I’m sure you are familiar with this four letter word. Goals are things we strive towards; what we try to achieve.  In every facet of your life, you probably have a goal.  To lose weight and eat healthier. Be debt free by 2013 (sorta rhymes doesn’t it.) Obtain your Bachelors/Masters/PhD in XYZ.  Attend church every Sunday. They can be short term or long term.  It could be something you want to accomplish in a day or a lifetime.

Goals are a healthy way to challenge yourself to do something different. To do something out of your comfort zone.
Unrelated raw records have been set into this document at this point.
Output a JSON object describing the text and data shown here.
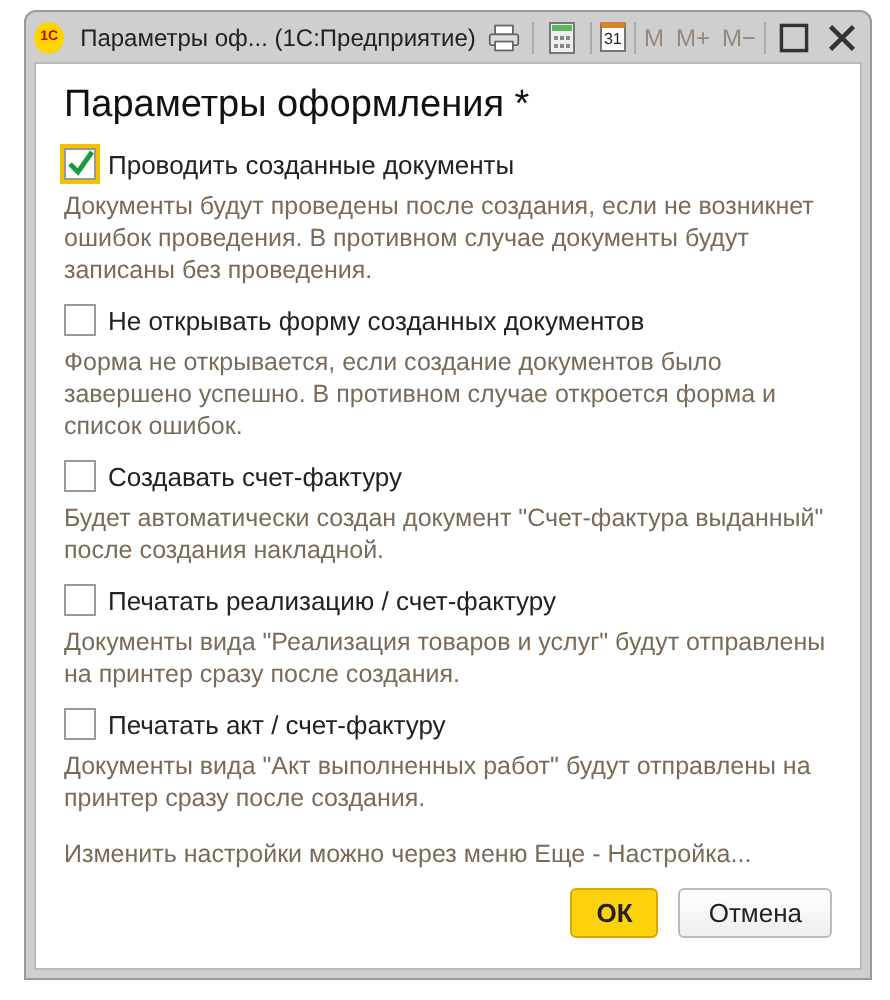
{
  "window": {
    "title": "Параметры оф...  (1С:Предприятие)",
    "logo": "1С",
    "calendar_day": "31",
    "memory_buttons": [
      {
        "label": "M",
        "disabled": true
      },
      {
        "label": "M+",
        "disabled": true
      },
      {
        "label": "M−",
        "disabled": true
      }
    ]
  },
  "heading": "Параметры оформления *",
  "options": [
    {
      "label": "Проводить созданные документы",
      "checked": true,
      "focused": true,
      "description": "Документы будут проведены после создания, если не возникнет ошибок проведения. В противном случае документы будут записаны без проведения."
    },
    {
      "label": "Не открывать форму созданных документов",
      "checked": false,
      "focused": false,
      "description": "Форма не открывается, если создание документов было завершено успешно. В противном случае откроется форма и список ошибок."
    },
    {
      "label": "Создавать счет-фактуру",
      "checked": false,
      "focused": false,
      "description": "Будет автоматически создан документ \"Счет-фактура выданный\" после создания накладной."
    },
    {
      "label": "Печатать реализацию / счет-фактуру",
      "checked": false,
      "focused": false,
      "description": "Документы вида \"Реализация товаров и услуг\" будут отправлены на принтер сразу после создания."
    },
    {
      "label": "Печатать акт / счет-фактуру",
      "checked": false,
      "focused": false,
      "description": "Документы вида \"Акт выполненных работ\" будут отправлены на принтер сразу после создания."
    }
  ],
  "hint": "Изменить настройки можно через меню Еще - Настройка...",
  "buttons": [
    {
      "label": "ОК",
      "kind": "primary"
    },
    {
      "label": "Отмена",
      "kind": "secondary"
    }
  ]
}
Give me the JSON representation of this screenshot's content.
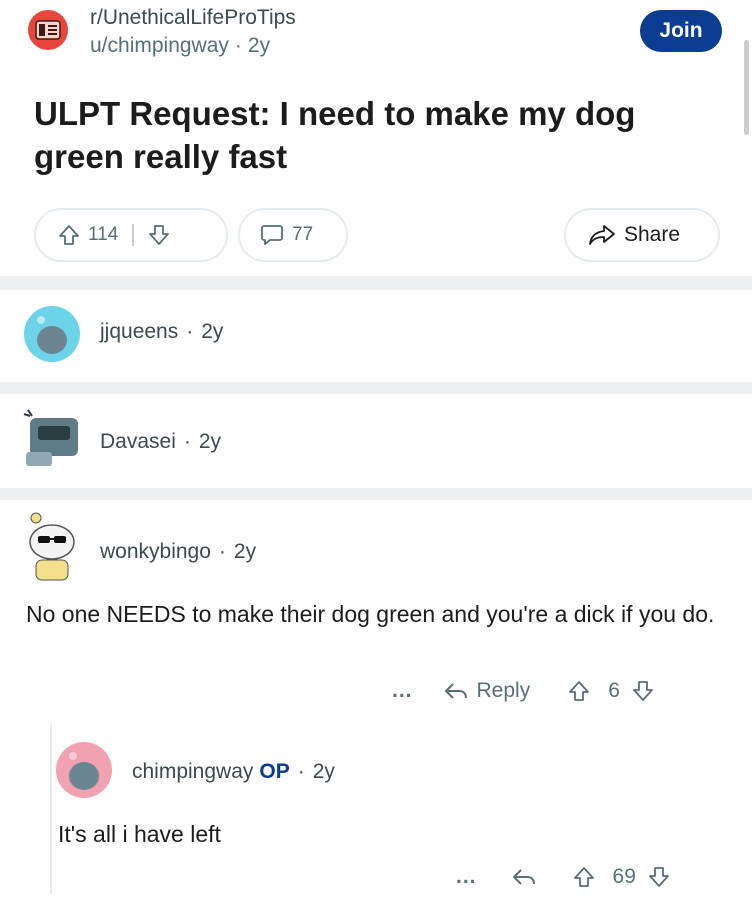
{
  "post": {
    "subreddit": "r/UnethicalLifeProTips",
    "author": "u/chimpingway",
    "age": "2y",
    "join_label": "Join",
    "title": "ULPT Request: I need to make my dog green really fast",
    "votes": "114",
    "comments": "77",
    "share_label": "Share"
  },
  "comments": [
    {
      "user": "jjqueens",
      "age": "2y"
    },
    {
      "user": "Davasei",
      "age": "2y"
    },
    {
      "user": "wonkybingo",
      "age": "2y",
      "text": "No one NEEDS to make their dog green and you're a dick if you do.",
      "reply_label": "Reply",
      "votes": "6"
    },
    {
      "user": "chimpingway",
      "op_label": "OP",
      "age": "2y",
      "text": "It's all i have left",
      "votes": "69"
    }
  ],
  "ui": {
    "more_label": "...",
    "dot": "·"
  }
}
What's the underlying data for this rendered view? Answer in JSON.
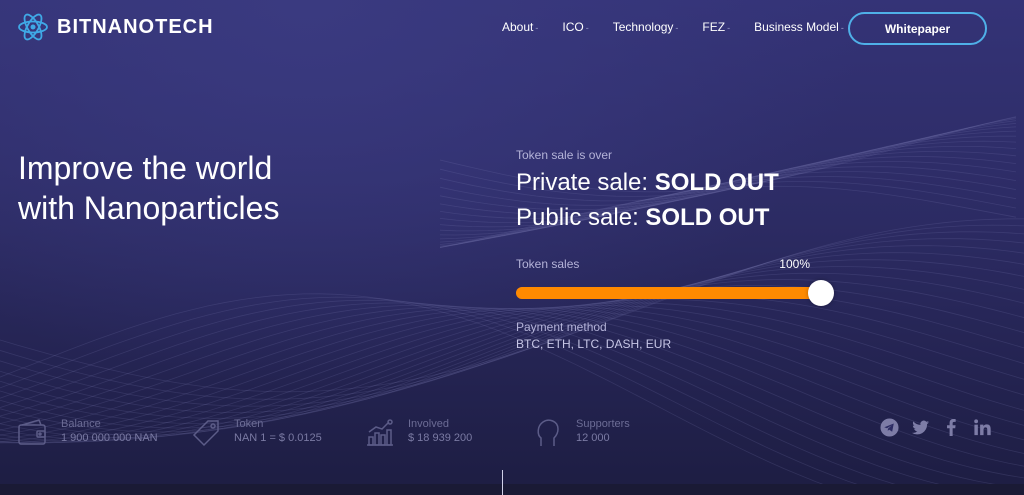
{
  "brand": {
    "name": "BITNANOTECH"
  },
  "nav": {
    "items": [
      {
        "label": "About"
      },
      {
        "label": "ICO"
      },
      {
        "label": "Technology"
      },
      {
        "label": "FEZ"
      },
      {
        "label": "Business Model"
      }
    ],
    "caret": "-",
    "whitepaper_label": "Whitepaper"
  },
  "hero": {
    "line1": "Improve the world",
    "line2": "with Nanoparticles"
  },
  "sale": {
    "status": "Token sale is over",
    "private_label": "Private sale: ",
    "private_value": "SOLD OUT",
    "public_label": "Public sale: ",
    "public_value": "SOLD OUT",
    "token_sales_label": "Token sales",
    "token_sales_percent": "100%",
    "progress_fraction": 1.0,
    "payment_label": "Payment method",
    "payment_value": "BTC, ETH, LTC, DASH, EUR"
  },
  "stats": [
    {
      "icon": "wallet-icon",
      "label": "Balance",
      "value": "1 900 000 000 NAN"
    },
    {
      "icon": "tag-icon",
      "label": "Token",
      "value": "NAN 1 = $ 0.0125"
    },
    {
      "icon": "growth-chart-icon",
      "label": "Involved",
      "value": "$ 18 939 200"
    },
    {
      "icon": "person-head-icon",
      "label": "Supporters",
      "value": "12 000"
    }
  ],
  "social": [
    "telegram-icon",
    "twitter-icon",
    "facebook-icon",
    "linkedin-icon"
  ],
  "colors": {
    "accent": "#ff8a00",
    "button_border": "#4fb0e8",
    "background": "#2b2a5e"
  }
}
And its okay if you don’t achieve them.  The thing you want to do is to at least take a step toward its completion.

Like for instance, my mom who has been crocheting all of her life, set a goal for herself.  The only thing she made consistently were blankets.  As a newbie crocheter, in comparison to her, I can not see how she does it.  Blankets are long term projects which, depending on the yarn, hook size, etc., could take anywhere from a month to 10 months to complete.  So last year, she made a goal of stepping out of her comfort zone and doing other things.  Since setting that goal, she has made numerous scarves, a baby hat which she promptly gave away as we left the hospital waiting room with my uncle, a baby set which included the blanket (of course!), a bonnet (really neat, not sure how she did it), mittens, booties, and a pillow, and other projects that are still in the works.

Goals also apply to genealogy.  Usually people have a goal in mind when they begin researching or you just happen upon it because of a course you are taking or have a school assignment to complete.  So you’ve been bit by the genealogy bug and spend a great deal of time researching, looking for those sometimes illusive ancestors. But why?  What are you looking to find? Maybe you want to satisfy a curiosity or you want to put the pieces of your family together.  Or maybe you want to find your ancestors from a medical standpoint.  Once you determine why your are doing it, then its time to break the reserach down into acchievable chunks.

After you decide which line you want to trace, paternal or maternal, then you can set a short term goal. For instance, maybe you don’t know the name of your 2nd great grandmother on your grandmother’s side of the family.  Or maybe you are curious about where your grandmother went to elementary school.  Ultimately, its up to you but make sure to have fun while you do it.

I guess its time for me to share mine…its not fair to ask a question that you yourself aren’t willing to answer.  My answer to the question is to learn more about my personal history to share with my family.  That’s pretty much it. But that’s my long term goal.  My short term goals are to organize my existing research and to build upon it and create a narrative using the information.

So that’s today’s question. What are your goals as they relate to genealogy?